The first step, even before you answer the above questions is to know what the pension is worth. To make this determination, you will need an actuarial calculation. You can hire an actuary if you want a really good, well-reasoned calculation. On the other hand, you may want to start with some “quick and dirty” numbers, or simply cannot afford to hire yet another professional. Many lawyers have programs that run present value calculations for pensions and other annuities, but if your attorney falls into the group that does now know whether or not s/he has such a program, or you do not have an attorney, check with your local library.
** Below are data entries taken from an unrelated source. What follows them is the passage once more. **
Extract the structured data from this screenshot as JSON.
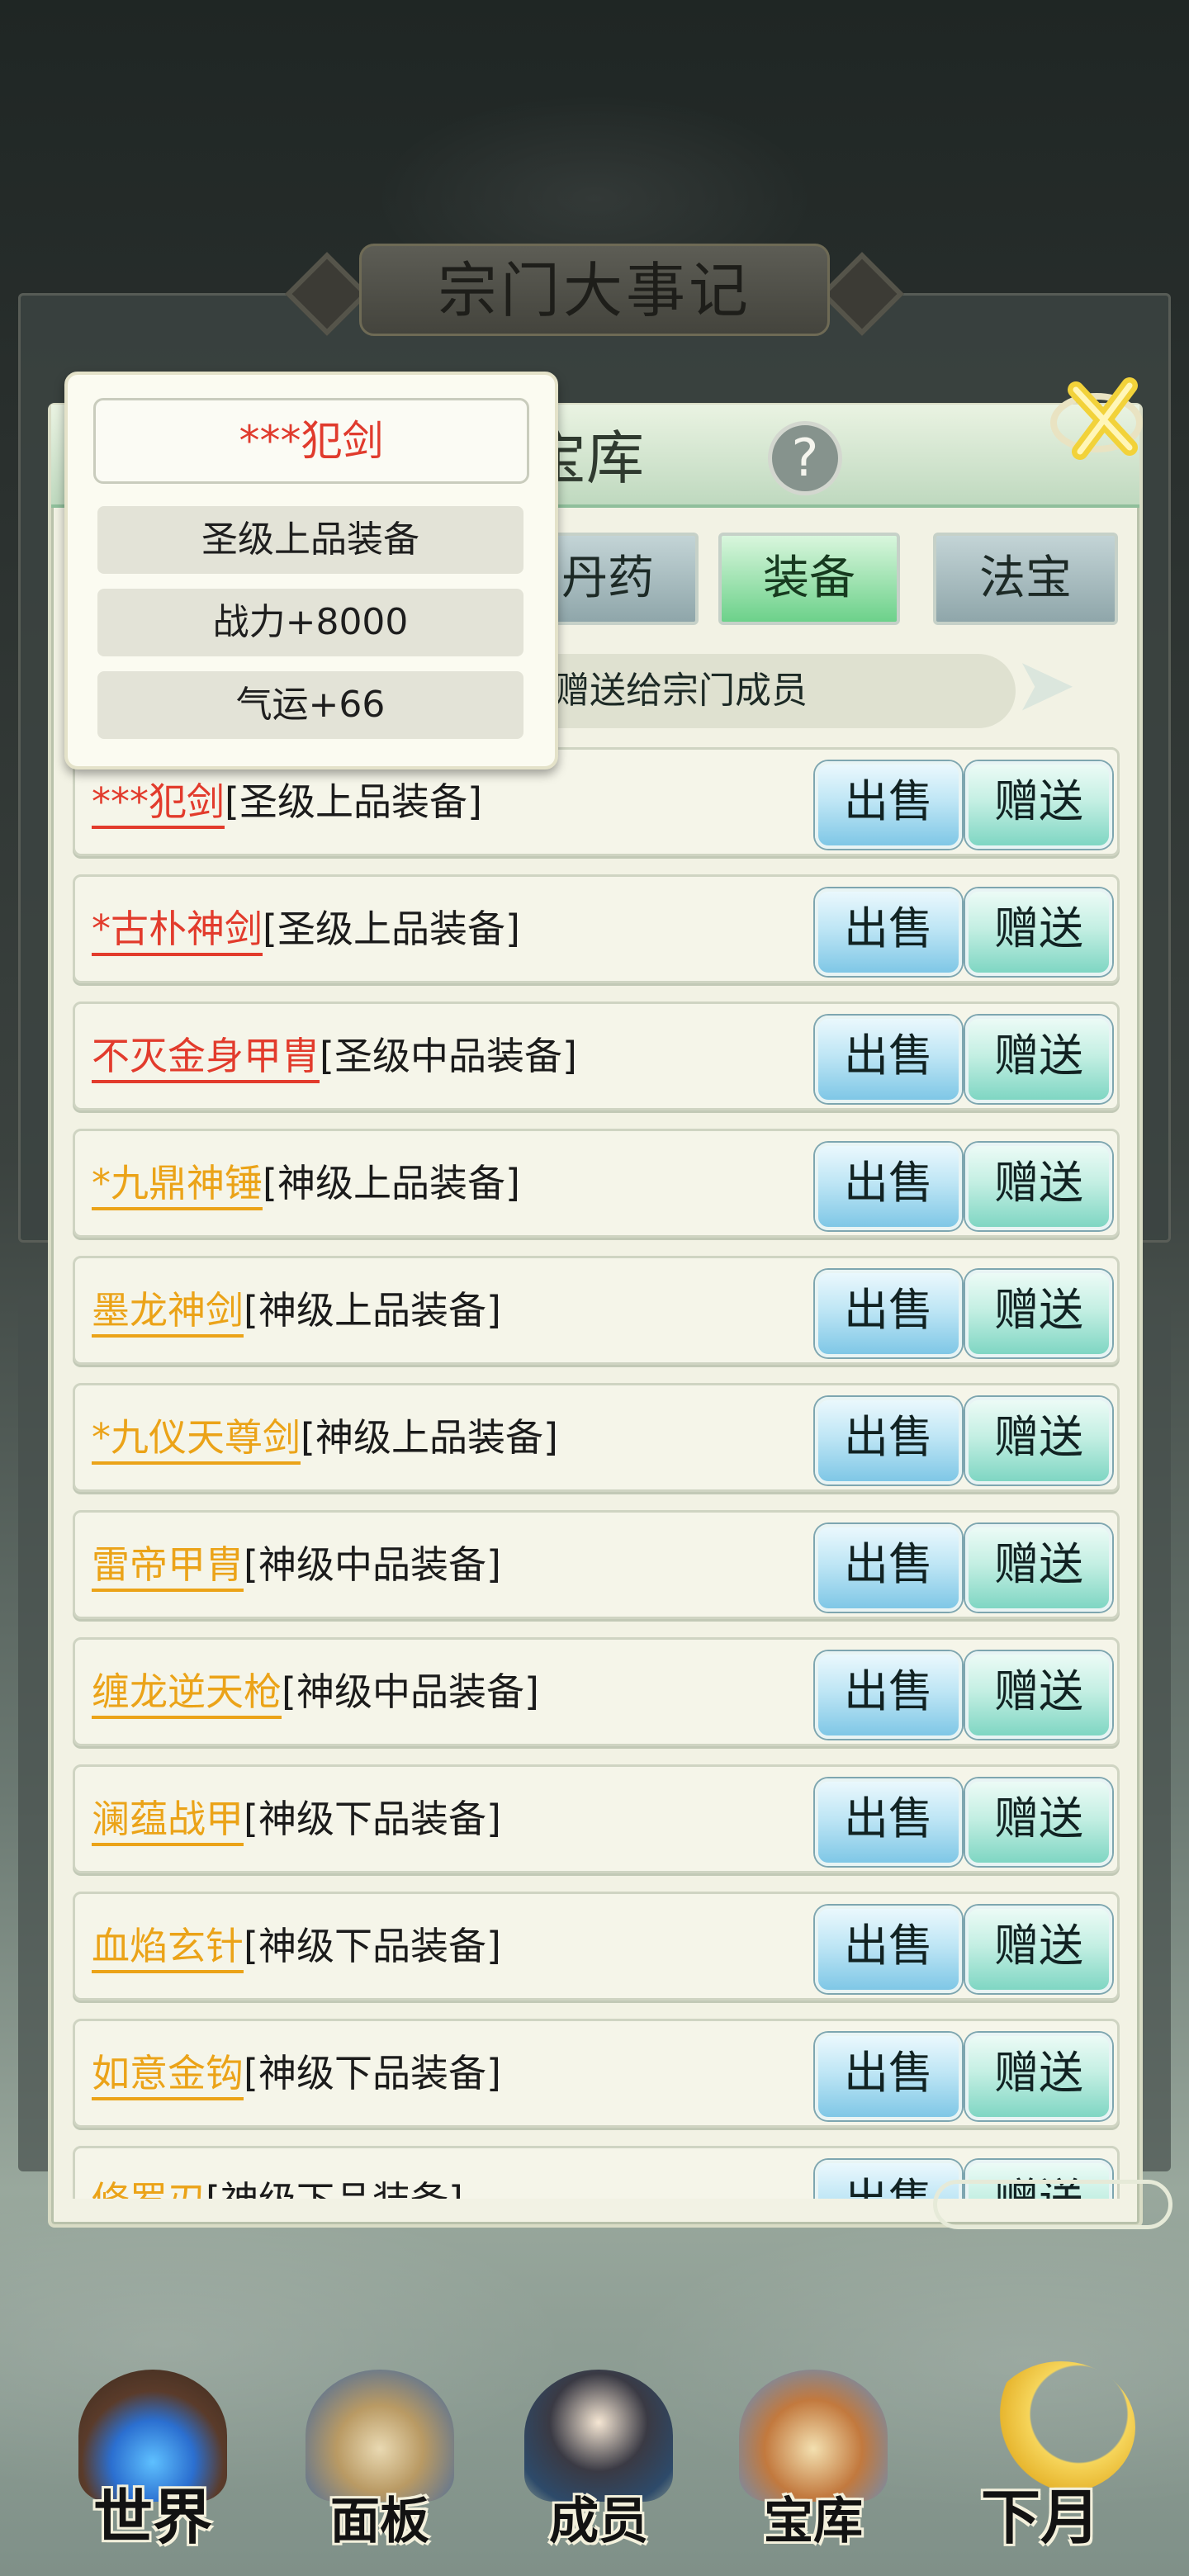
{
  "background": {
    "event_title": "宗门大事记"
  },
  "treasury": {
    "title": "宝库",
    "help_label": "?",
    "tabs": [
      {
        "label": "丹药",
        "active": false
      },
      {
        "label": "装备",
        "active": true
      },
      {
        "label": "法宝",
        "active": false
      }
    ],
    "gift_hint": "赠送给宗门成员",
    "sell_label": "出售",
    "give_label": "赠送",
    "items": [
      {
        "name": "***犯剑",
        "grade": "[圣级上品装备]",
        "color": "red"
      },
      {
        "name": "*古朴神剑",
        "grade": "[圣级上品装备]",
        "color": "red"
      },
      {
        "name": "不灭金身甲胄",
        "grade": "[圣级中品装备]",
        "color": "red"
      },
      {
        "name": "*九鼎神锤",
        "grade": "[神级上品装备]",
        "color": "gold"
      },
      {
        "name": "墨龙神剑",
        "grade": "[神级上品装备]",
        "color": "gold"
      },
      {
        "name": "*九仪天尊剑",
        "grade": "[神级上品装备]",
        "color": "gold"
      },
      {
        "name": "雷帝甲胄",
        "grade": "[神级中品装备]",
        "color": "gold"
      },
      {
        "name": "缠龙逆天枪",
        "grade": "[神级中品装备]",
        "color": "gold"
      },
      {
        "name": "澜蕴战甲",
        "grade": "[神级下品装备]",
        "color": "gold"
      },
      {
        "name": "血焰玄针",
        "grade": "[神级下品装备]",
        "color": "gold"
      },
      {
        "name": "如意金钩",
        "grade": "[神级下品装备]",
        "color": "gold"
      },
      {
        "name": "修罗刃",
        "grade": "[神级下品装备]",
        "color": "gold"
      }
    ]
  },
  "tooltip": {
    "name": "***犯剑",
    "grade": "圣级上品装备",
    "power": "战力+8000",
    "luck": "气运+66"
  },
  "bottom_nav": [
    {
      "label": "世界",
      "icon": "world-pagoda-icon"
    },
    {
      "label": "面板",
      "icon": "panel-gate-icon"
    },
    {
      "label": "成员",
      "icon": "member-portrait-icon"
    },
    {
      "label": "宝库",
      "icon": "treasury-building-icon"
    },
    {
      "label": "下月",
      "icon": "moon-icon"
    }
  ],
  "colors": {
    "red_item": "#e23b2c",
    "gold_item": "#eba318",
    "active_tab": "#6cd18a"
  }
}
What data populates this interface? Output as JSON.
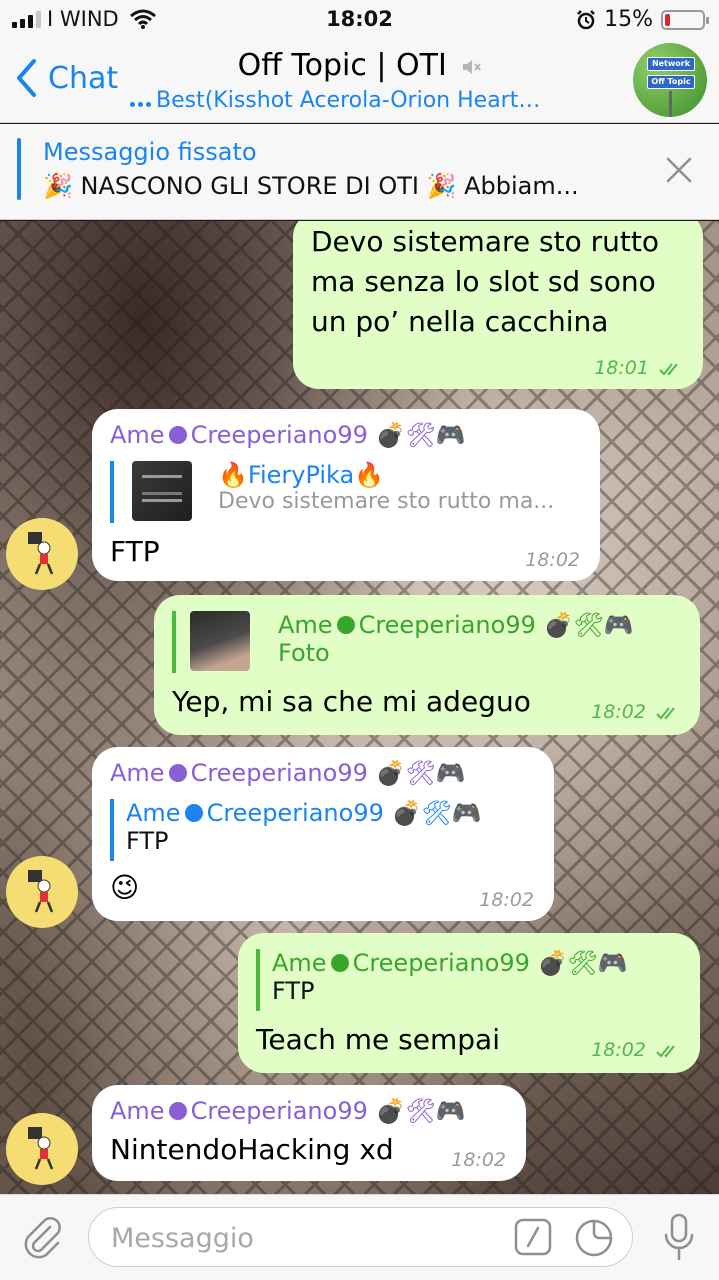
{
  "status_bar": {
    "carrier": "I WIND",
    "time": "18:02",
    "battery_percent": "15%",
    "battery_level": 0.15
  },
  "nav": {
    "back_label": "Chat",
    "title": "Off Topic | OTI",
    "subtitle": "Best(Kisshot Acerola-Orion Heart…",
    "avatar_sign_top": "Network",
    "avatar_sign_bottom": "Off Topic"
  },
  "pinned": {
    "title": "Messaggio fissato",
    "text": "🎉 NASCONO GLI STORE DI OTI 🎉  Abbiam..."
  },
  "messages": [
    {
      "direction": "out",
      "text_line1": "Devo sistemare sto rutto",
      "text_line2": "ma senza lo slot sd sono",
      "text_line3": "un po’ nella cacchina",
      "time": "18:01"
    },
    {
      "direction": "in",
      "sender": "Ame",
      "sender_tail": "Creeperiano99",
      "sender_emoji": "💣🛠🎮",
      "reply_name": "🔥FieryPika🔥",
      "reply_text": "Devo sistemare sto rutto ma...",
      "text": "FTP",
      "time": "18:02"
    },
    {
      "direction": "out",
      "reply_name": "Ame",
      "reply_name_tail": "Creeperiano99",
      "reply_emoji": "💣🛠🎮",
      "reply_text": "Foto",
      "text": "Yep, mi sa che mi adeguo",
      "time": "18:02"
    },
    {
      "direction": "in",
      "sender": "Ame",
      "sender_tail": "Creeperiano99",
      "sender_emoji": "💣🛠🎮",
      "reply_name": "Ame",
      "reply_name_tail": "Creeperiano99",
      "reply_emoji": "💣🛠🎮",
      "reply_text": "FTP",
      "text": "😉",
      "time": "18:02"
    },
    {
      "direction": "out",
      "reply_name": "Ame",
      "reply_name_tail": "Creeperiano99",
      "reply_emoji": "💣🛠🎮",
      "reply_text": "FTP",
      "text": "Teach me sempai",
      "time": "18:02"
    },
    {
      "direction": "in",
      "sender": "Ame",
      "sender_tail": "Creeperiano99",
      "sender_emoji": "💣🛠🎮",
      "text": "NintendoHacking xd",
      "time": "18:02"
    }
  ],
  "input": {
    "placeholder": "Messaggio"
  },
  "colors": {
    "accent": "#1a84f0",
    "outgoing_bubble": "#e1fec6",
    "incoming_bubble": "#ffffff",
    "sender_name": "#8a5fd6",
    "check_green": "#52b84a"
  },
  "icons": [
    "signal-icon",
    "wifi-icon",
    "alarm-icon",
    "battery-icon",
    "back-chevron-icon",
    "mute-icon",
    "close-icon",
    "paperclip-icon",
    "command-icon",
    "sticker-icon",
    "microphone-icon",
    "double-check-icon"
  ]
}
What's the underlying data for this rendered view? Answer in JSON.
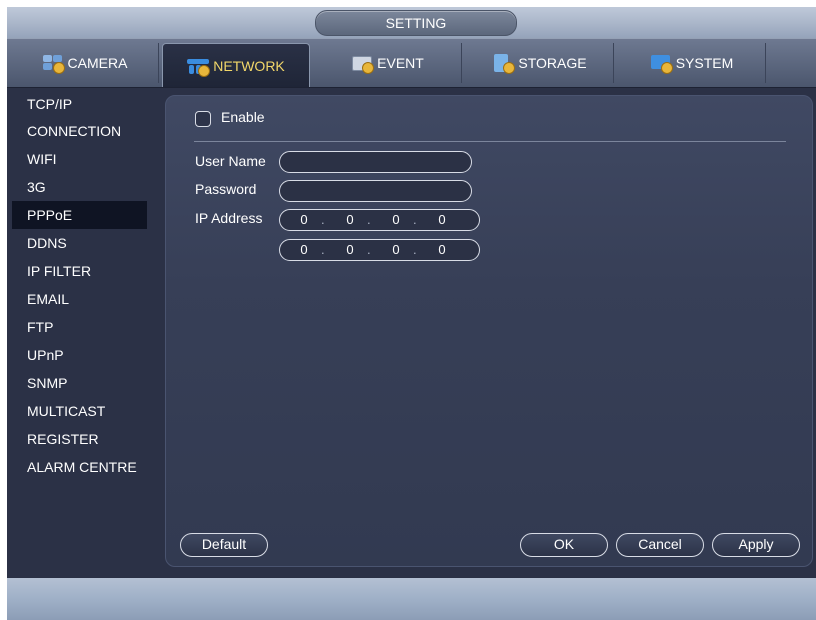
{
  "window": {
    "title": "SETTING"
  },
  "tabs": [
    {
      "label": "CAMERA",
      "icon": "camera-settings-icon",
      "active": false
    },
    {
      "label": "NETWORK",
      "icon": "network-settings-icon",
      "active": true
    },
    {
      "label": "EVENT",
      "icon": "event-settings-icon",
      "active": false
    },
    {
      "label": "STORAGE",
      "icon": "storage-settings-icon",
      "active": false
    },
    {
      "label": "SYSTEM",
      "icon": "system-settings-icon",
      "active": false
    }
  ],
  "sidebar": {
    "items": [
      {
        "label": "TCP/IP"
      },
      {
        "label": "CONNECTION"
      },
      {
        "label": "WIFI"
      },
      {
        "label": "3G"
      },
      {
        "label": "PPPoE",
        "active": true
      },
      {
        "label": "DDNS"
      },
      {
        "label": "IP FILTER"
      },
      {
        "label": "EMAIL"
      },
      {
        "label": "FTP"
      },
      {
        "label": "UPnP"
      },
      {
        "label": "SNMP"
      },
      {
        "label": "MULTICAST"
      },
      {
        "label": "REGISTER"
      },
      {
        "label": "ALARM CENTRE"
      }
    ]
  },
  "form": {
    "enable": {
      "label": "Enable",
      "checked": false
    },
    "username": {
      "label": "User Name",
      "value": ""
    },
    "password": {
      "label": "Password",
      "value": ""
    },
    "ip_address": {
      "label": "IP Address",
      "primary": [
        "0",
        "0",
        "0",
        "0"
      ],
      "secondary": [
        "0",
        "0",
        "0",
        "0"
      ]
    }
  },
  "buttons": {
    "default": "Default",
    "ok": "OK",
    "cancel": "Cancel",
    "apply": "Apply"
  },
  "colors": {
    "background": "#2b3146",
    "active_tab_text": "#f2d76a",
    "accent_gear": "#e8b63b"
  }
}
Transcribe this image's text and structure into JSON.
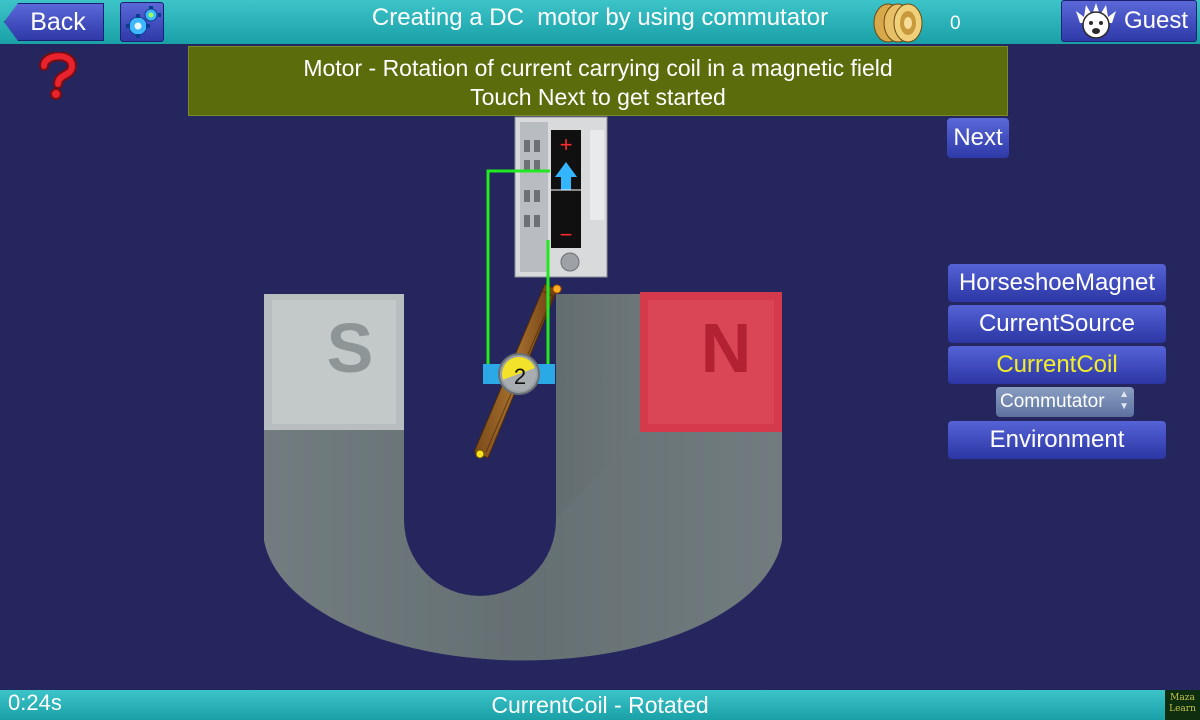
{
  "header": {
    "back_label": "Back",
    "title": "Creating a DC  motor by using commutator",
    "score": "0",
    "user_label": "Guest"
  },
  "banner": {
    "line1": "Motor - Rotation of current carrying coil in a magnetic field",
    "line2": "Touch Next to get started"
  },
  "next_label": "Next",
  "panel": {
    "items": [
      {
        "label": "HorseshoeMagnet",
        "active": false
      },
      {
        "label": "CurrentSource",
        "active": false
      },
      {
        "label": "CurrentCoil",
        "active": true
      },
      {
        "label": "Environment",
        "active": false
      }
    ],
    "commutator_select": "Commutator"
  },
  "scene": {
    "magnet_left_pole": "S",
    "magnet_right_pole": "N",
    "source_plus": "+",
    "source_minus": "−",
    "commutator_number": "2"
  },
  "footer": {
    "timer": "0:24s",
    "status": "CurrentCoil - Rotated",
    "logo_line1": "Maza",
    "logo_line2": "Learn"
  },
  "colors": {
    "background": "#26265e",
    "bar": "#2ab3b9",
    "banner": "#5b6c0c",
    "button": "#3e4bc2",
    "active_text": "#f3ee2a",
    "wire": "#1ee61e",
    "magnet_red": "#d63a4a",
    "magnet_grey": "#6e7a7e"
  }
}
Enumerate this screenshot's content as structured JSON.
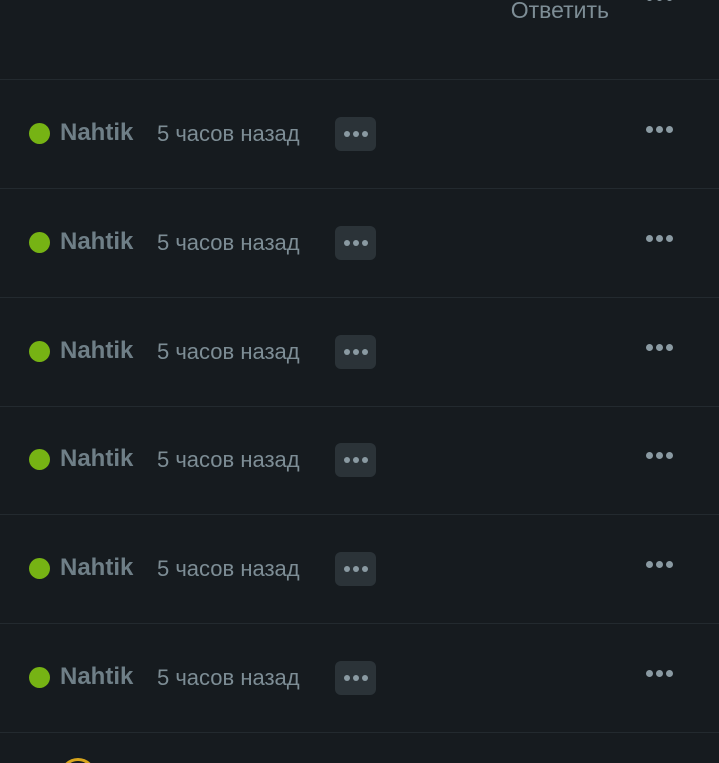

In short, the question that is answered in such a calculation is this: how much money would I need now, to generate an income of X dollars per month from when I turn X age and until I die or my former spouse dies. Some plans will only pay once the Participant retires, others will allow to start payments based on the Alternate Payee’s age and life span. Some plans will only pay for the life of a Participant, so what you plug in depends on the specific Plan.
Of course, you will have to know what is the monthly benefit. If the Plan is in pay-status, that is easy. However, if the Participant-spouse is not yet retired, and perhaps still working, the best you might be able to get is an estimated monthly benefit. These estimates usually say, if the employee continues to work at the rate he/she has until earliest retirement age, he/she will receive this much per month. This is not a firm number, because the person may not continue to work for a variety of reasons, but you have the best in the circumstances, an estimate.
Once the numbers, the monthly benefit, parties’ ages, dates of retirement, etc., are plugged in, the actuarial tables are applied. Actuarial tables are estimates of how long someone is likely to live, mainly based on their gender. Combining the factors, we have a final question to answer, if you were to get the current value of those future payments in a lump sum today, what rate of interest could you expect to earn on that sum? This is where actuaries and other financial/number professionals are better than others. A difference of 1% interest over the course of 20 years can make a tremendous difference. If you can do no better, you may just want to rely on a conservative interest rate, like federal government bonds.
For hands-on learners, lets take an example. Say I am a 45 year old male, that could get $1,000 per month (plus an annual cost of living adjustment of 3%), for the rest of my life, beginning when I am 65. The program I use tells me that I would need $58,382 right now to generate the same monthly benefit assuming that sum would earn the interest I input, which is 5% annually. The program uses Mortality Table (UP-94), male life expectancy, which assumes I will receive 215 monthly payments (meaning I will die just before I turn 83). Notably, keeping all else the same, if I change the interest rate on my investment to 1%, I would need $183,563, and if I could invest at 10% interest, I would need only $15,369 right now.
As always, contact a professional. This is only general information, not legal advice on your specific situation.